Should a modern, open version of PDF be created knowing that how it evolved from the original concept in 1991? Shouldn't we at some point say, we need to start over and created PDF2?

5 comments

Sadly XPS is not supported by most software, I'd love to use something better than PDF, but even LibreOffice can't export as OXPS.
Anything related to XML is arguably even worse.
I know it's fun to hate on XML, but as compared to inventing a new pseudo-text-pseudo-binary format, its parsing mechanics are well understood

I'm not claiming all of PDF's woes are related to its encoding, but it's not zero, either. Start from the fact that XML documents have XML Schema allowing one to formally specify what can and cannot appear where.
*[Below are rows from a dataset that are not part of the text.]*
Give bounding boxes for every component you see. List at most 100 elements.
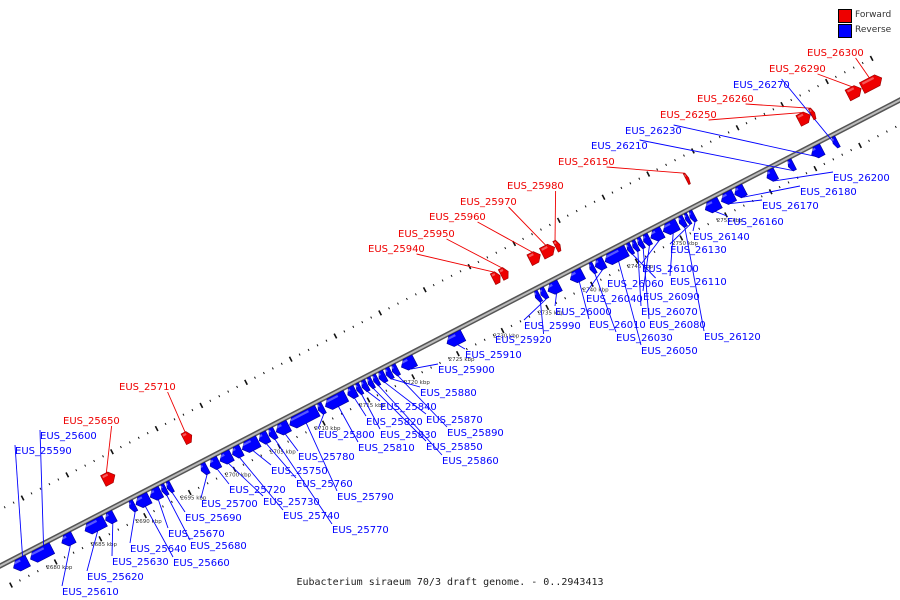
label-eus_25880[interactable]: EUS_25880: [420, 388, 477, 399]
label-eus_25660[interactable]: EUS_25660: [173, 558, 230, 569]
gene-eus_26060[interactable]: [625, 242, 636, 255]
gene-arrow-body[interactable]: [217, 449, 235, 467]
label-eus_25770[interactable]: EUS_25770: [332, 525, 389, 536]
label-eus_25790[interactable]: EUS_25790: [337, 492, 394, 503]
gene-eus_25840[interactable]: [359, 379, 371, 393]
gene-arrow-body[interactable]: [807, 107, 817, 121]
gene-eus_26100[interactable]: [648, 226, 666, 244]
gene-eus_25830[interactable]: [354, 382, 365, 396]
label-eus_25860[interactable]: EUS_25860: [442, 456, 499, 467]
gene-eus_25790[interactable]: [287, 404, 321, 430]
label-eus_26050[interactable]: EUS_26050: [641, 346, 698, 357]
gene-arrow-body[interactable]: [703, 196, 723, 215]
gene-arrow-body[interactable]: [82, 515, 108, 536]
gene-arrow-body[interactable]: [538, 242, 557, 260]
gene-arrow-body[interactable]: [164, 480, 175, 494]
label-eus_26180[interactable]: EUS_26180: [800, 187, 857, 198]
gene-arrow-body[interactable]: [497, 266, 511, 281]
label-eus_26170[interactable]: EUS_26170: [762, 201, 819, 212]
gene-eus_26260[interactable]: [807, 107, 817, 121]
gene-arrow-body[interactable]: [240, 435, 262, 455]
gene-arrow-body[interactable]: [568, 267, 586, 285]
gene-eus_26250[interactable]: [795, 110, 813, 127]
gene-eus_25690[interactable]: [164, 480, 175, 494]
label-eus_25630[interactable]: EUS_25630: [112, 557, 169, 568]
gene-arrow-body[interactable]: [687, 209, 698, 223]
label-eus_25730[interactable]: EUS_25730: [263, 497, 320, 508]
gene-eus_25850[interactable]: [366, 376, 376, 390]
gene-arrow-body[interactable]: [28, 542, 56, 565]
gene-arrow-body[interactable]: [366, 376, 376, 390]
gene-eus_26270[interactable]: [830, 135, 841, 149]
gene-eus_25970[interactable]: [538, 242, 557, 260]
gene-eus_26210[interactable]: [786, 158, 797, 172]
gene-arrow-body[interactable]: [399, 354, 418, 373]
gene-arrow-body[interactable]: [345, 385, 359, 400]
gene-eus_25680[interactable]: [159, 483, 170, 497]
gene-arrow-body[interactable]: [133, 491, 153, 510]
gene-arrow-body[interactable]: [764, 167, 780, 183]
label-eus_25890[interactable]: EUS_25890: [447, 428, 504, 439]
gene-eus_26160[interactable]: [703, 196, 723, 215]
label-eus_25590[interactable]: EUS_25590: [15, 446, 72, 457]
gene-arrow-body[interactable]: [257, 430, 272, 446]
label-eus_25970[interactable]: EUS_25970: [460, 197, 517, 208]
label-eus_25950[interactable]: EUS_25950: [398, 229, 455, 240]
label-eus_26250[interactable]: EUS_26250: [660, 110, 717, 121]
gene-eus_25600[interactable]: [28, 542, 56, 565]
gene-arrow-body[interactable]: [630, 239, 641, 253]
gene-arrow-body[interactable]: [719, 189, 738, 207]
label-eus_25650[interactable]: EUS_25650: [63, 416, 120, 427]
label-eus_26150[interactable]: EUS_26150: [558, 157, 615, 168]
gene-arrow-body[interactable]: [266, 426, 279, 441]
label-eus_26120[interactable]: EUS_26120: [704, 332, 761, 343]
label-eus_25640[interactable]: EUS_25640: [130, 544, 187, 555]
label-eus_25910[interactable]: EUS_25910: [465, 350, 522, 361]
gene-eus_25700[interactable]: [198, 461, 211, 476]
label-eus_26040[interactable]: EUS_26040: [586, 294, 643, 305]
gene-eus_26110[interactable]: [661, 218, 681, 237]
gene-eus_25950[interactable]: [497, 266, 511, 281]
label-eus_26200[interactable]: EUS_26200: [833, 173, 890, 184]
label-eus_25620[interactable]: EUS_25620: [87, 572, 144, 583]
gene-arrow-body[interactable]: [371, 373, 382, 387]
label-eus_26070[interactable]: EUS_26070: [641, 307, 698, 318]
gene-eus_25740[interactable]: [230, 444, 245, 460]
gene-arrow-body[interactable]: [376, 369, 389, 384]
label-eus_25980[interactable]: EUS_25980: [507, 181, 564, 192]
label-eus_25780[interactable]: EUS_25780: [298, 452, 355, 463]
gene-eus_25750[interactable]: [240, 435, 262, 455]
gene-arrow-body[interactable]: [316, 401, 327, 415]
gene-arrow-body[interactable]: [732, 183, 748, 200]
gene-eus_25880[interactable]: [383, 366, 395, 380]
gene-eus_25760[interactable]: [257, 430, 272, 446]
gene-arrow-body[interactable]: [11, 554, 31, 573]
label-eus_25870[interactable]: EUS_25870: [426, 415, 483, 426]
gene-eus_26070[interactable]: [630, 239, 641, 253]
gene-eus_25650[interactable]: [100, 470, 118, 487]
label-eus_25740[interactable]: EUS_25740: [283, 511, 340, 522]
gene-eus_26290[interactable]: [844, 83, 864, 102]
gene-eus_25610[interactable]: [59, 531, 77, 549]
gene-arrow-body[interactable]: [526, 249, 543, 266]
gene-eus_25960[interactable]: [526, 249, 543, 266]
gene-eus_25720[interactable]: [207, 455, 223, 471]
label-eus_26210[interactable]: EUS_26210: [591, 141, 648, 152]
gene-eus_25920[interactable]: [533, 289, 544, 303]
gene-arrow-body[interactable]: [383, 366, 395, 380]
label-eus_25830[interactable]: EUS_25830: [380, 430, 437, 441]
gene-arrow-body[interactable]: [274, 419, 292, 437]
gene-arrow-body[interactable]: [661, 218, 681, 237]
label-eus_25960[interactable]: EUS_25960: [429, 212, 486, 223]
label-eus_26230[interactable]: EUS_26230: [625, 126, 682, 137]
gene-arrow-body[interactable]: [830, 135, 841, 149]
gene-arrow-body[interactable]: [648, 226, 666, 244]
gene-eus_25730[interactable]: [217, 449, 235, 467]
gene-arrow-body[interactable]: [127, 499, 139, 513]
label-eus_26160[interactable]: EUS_26160: [727, 217, 784, 228]
label-eus_25900[interactable]: EUS_25900: [438, 365, 495, 376]
gene-arrow-body[interactable]: [641, 232, 654, 247]
label-eus_26110[interactable]: EUS_26110: [670, 277, 727, 288]
label-eus_25810[interactable]: EUS_25810: [358, 443, 415, 454]
gene-eus_25770[interactable]: [266, 426, 279, 441]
The PDF specification is a bunch of English which makes for shitty constraint boundaries

It was a fight between DiskPaper and PDF. PDF won because the tools were better and it was cross-platform.
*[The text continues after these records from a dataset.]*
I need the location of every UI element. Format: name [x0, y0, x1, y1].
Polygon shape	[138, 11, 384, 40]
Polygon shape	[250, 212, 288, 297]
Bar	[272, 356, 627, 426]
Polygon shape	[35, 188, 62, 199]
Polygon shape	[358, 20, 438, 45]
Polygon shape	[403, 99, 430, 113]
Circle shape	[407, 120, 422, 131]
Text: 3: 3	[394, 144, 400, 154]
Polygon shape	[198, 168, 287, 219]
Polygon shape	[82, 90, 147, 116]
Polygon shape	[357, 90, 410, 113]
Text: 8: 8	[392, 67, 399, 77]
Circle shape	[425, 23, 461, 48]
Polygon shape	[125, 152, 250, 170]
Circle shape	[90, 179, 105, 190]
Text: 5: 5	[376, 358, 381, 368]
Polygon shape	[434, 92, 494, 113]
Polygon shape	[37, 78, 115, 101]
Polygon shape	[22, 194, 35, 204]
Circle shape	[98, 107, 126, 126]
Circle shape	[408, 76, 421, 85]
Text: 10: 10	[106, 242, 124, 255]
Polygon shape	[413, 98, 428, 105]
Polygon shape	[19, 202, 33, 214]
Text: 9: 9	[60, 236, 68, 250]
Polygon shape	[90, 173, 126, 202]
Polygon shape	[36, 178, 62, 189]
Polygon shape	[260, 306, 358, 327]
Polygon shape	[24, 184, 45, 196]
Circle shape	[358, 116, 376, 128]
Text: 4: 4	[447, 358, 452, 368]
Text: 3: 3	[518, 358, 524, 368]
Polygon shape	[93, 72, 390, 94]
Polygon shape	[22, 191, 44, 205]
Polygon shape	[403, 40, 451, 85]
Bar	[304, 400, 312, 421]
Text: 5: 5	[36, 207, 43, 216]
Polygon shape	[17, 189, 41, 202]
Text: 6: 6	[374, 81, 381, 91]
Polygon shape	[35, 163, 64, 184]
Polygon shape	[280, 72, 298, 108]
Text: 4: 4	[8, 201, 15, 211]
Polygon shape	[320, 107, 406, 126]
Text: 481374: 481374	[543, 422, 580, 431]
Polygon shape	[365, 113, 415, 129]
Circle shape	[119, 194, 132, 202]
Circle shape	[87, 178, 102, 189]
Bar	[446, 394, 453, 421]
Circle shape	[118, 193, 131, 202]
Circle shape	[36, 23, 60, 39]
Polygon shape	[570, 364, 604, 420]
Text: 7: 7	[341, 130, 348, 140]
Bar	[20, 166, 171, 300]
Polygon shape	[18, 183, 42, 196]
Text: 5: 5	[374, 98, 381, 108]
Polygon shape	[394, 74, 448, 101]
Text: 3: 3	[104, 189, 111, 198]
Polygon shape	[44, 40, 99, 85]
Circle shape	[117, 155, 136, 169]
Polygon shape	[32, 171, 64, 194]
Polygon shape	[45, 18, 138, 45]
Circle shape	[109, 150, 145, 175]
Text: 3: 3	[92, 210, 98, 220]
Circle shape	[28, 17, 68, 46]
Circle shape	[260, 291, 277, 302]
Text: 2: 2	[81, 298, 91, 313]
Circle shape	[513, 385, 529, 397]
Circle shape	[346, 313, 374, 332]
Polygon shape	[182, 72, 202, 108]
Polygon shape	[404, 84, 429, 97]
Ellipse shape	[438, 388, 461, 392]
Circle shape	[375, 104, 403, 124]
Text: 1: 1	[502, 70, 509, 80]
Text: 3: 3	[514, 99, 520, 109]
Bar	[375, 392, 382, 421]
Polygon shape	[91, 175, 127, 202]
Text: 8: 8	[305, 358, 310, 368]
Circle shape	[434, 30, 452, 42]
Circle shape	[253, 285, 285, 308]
And PDF is a subset of PostScript, the product that made Adobe and the DTP industry.

It's janky because the goal was to render identically everywhere. If you think it's easy look at the code abortion that is CSS.

I know this is likely a case of "you know what I meant," but there already is a PDF 2.0: https://www.pdfa.org/resource/iso-32000-pdf/
I think it's not too late to create a modern open-source alternative to PDF. I find it unacceptable that something that has become so widely used doesn't have proper free tools for editing. Society shouldn't be limited by income if they want (have?) to use PDFs, or else suffer from a bad experience. The other bigger problem with PDF is that a lot of the times it's used for something for which it wasn't made to be used for. Anything that is expected to be consumed on both mobile and desktop devices should never use PDFs. Government forms should not use PDFs with hacky embedded scripts either.
It does seem like that would be a good opportunity to weed out some of the insecure aspects of the format.

Unfortunately in practice it would mean that everyone would have to support both PDF and PDF2.